Many software-defined technologies are not suitable for existing legacy enterprise applications that still need to be supported, and organisations simply can’t afford to ‘rip and replace’ these systems. However, larger organisations are increasingly moving to a dev-ops mentality, with closer alignment between the development side and operational side of the business. In doing so, they start to need bespoke systems on their cloud-native platforms to support the pace of their LOB IT requirements. Again, this is where the software-defined data centre steps in. Partners need to make sure these technologies integrate with the IT systems that customers have today, in a more services-led approach.

Becoming a consultant

This transition brings new questions and demands from customers; “what should I do with hybrid cloud? Where do I start with introducing the software defined data centre?” This requires partners to elevate themselves above traditional product and technology conversations and step into a wider consultant role. Here, partners may need the support of distributors who can step in and help educate on how to approach the market and turn technology into business solutions, as partners are forced to take more responsibility.
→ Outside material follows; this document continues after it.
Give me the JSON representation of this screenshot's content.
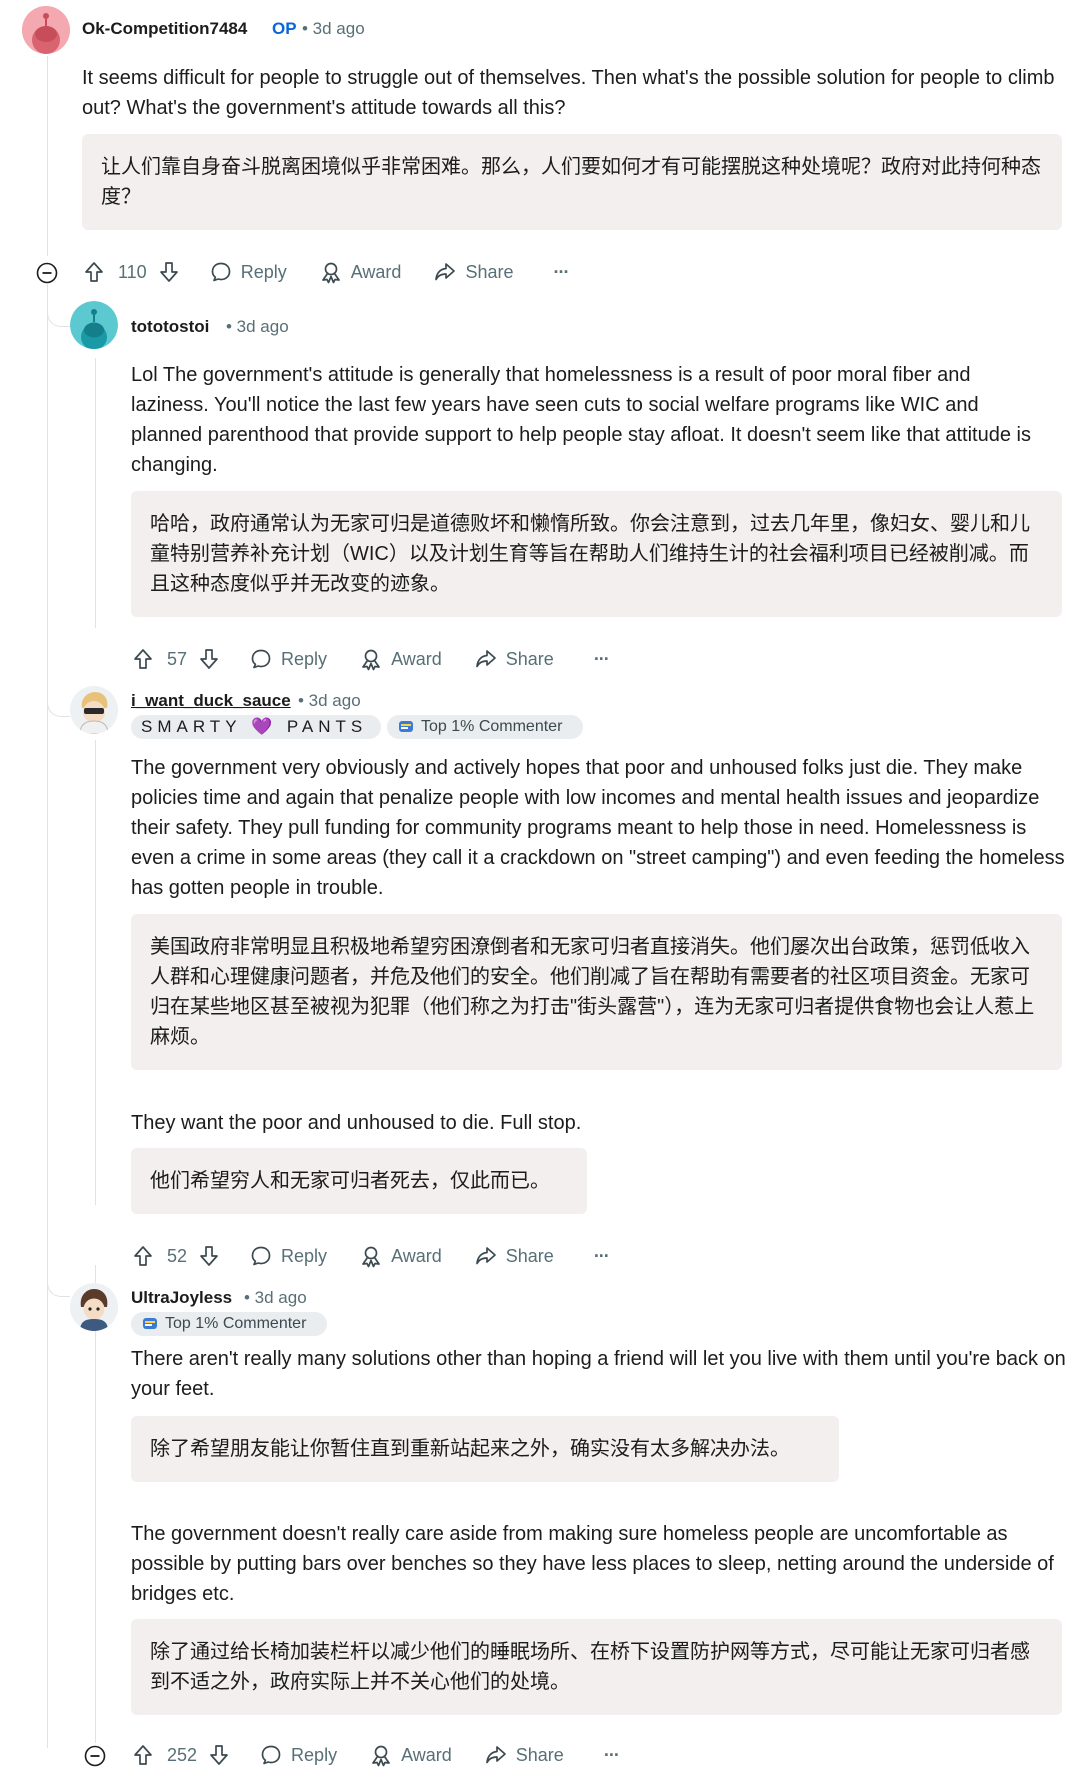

Digital transformation mind-set shift

SD-X and digital transformation go hand-in-hand, but the latter requires a big cultural rethink for partners, and software-defined may be just one element of that! To make things easier on themselves resellers can look to build partnerships with other solutions specialists, who can offer broader service capabilities such as training and certifications around IT lifecycle management to support this transformation.Digital transformation for the sake of digital transformation will send a business round in circles! As a partner, if you have a strong customer base and a strong set of skills in traditional storage, look to augment those practices and transition to some of the software-defined storage technologies. Make sure you understand how to sell them, but more importantly, how to consult around the business impact they have.

Until we get complete alignment across all aspects of the software-defined data centre, storage or networking, I believe the notion of SD-X is going to take a while to mature. However, the key element of SD-X is to ensure these technologies integrate correctly with what end-user customers have today, and this may mean deploying bespoke applications to support how they want to interact with the data centre. Ultimately, SD-X creates opportunities for partners to move in a more exciting direction where they can potentially earn more money through margin-rich services.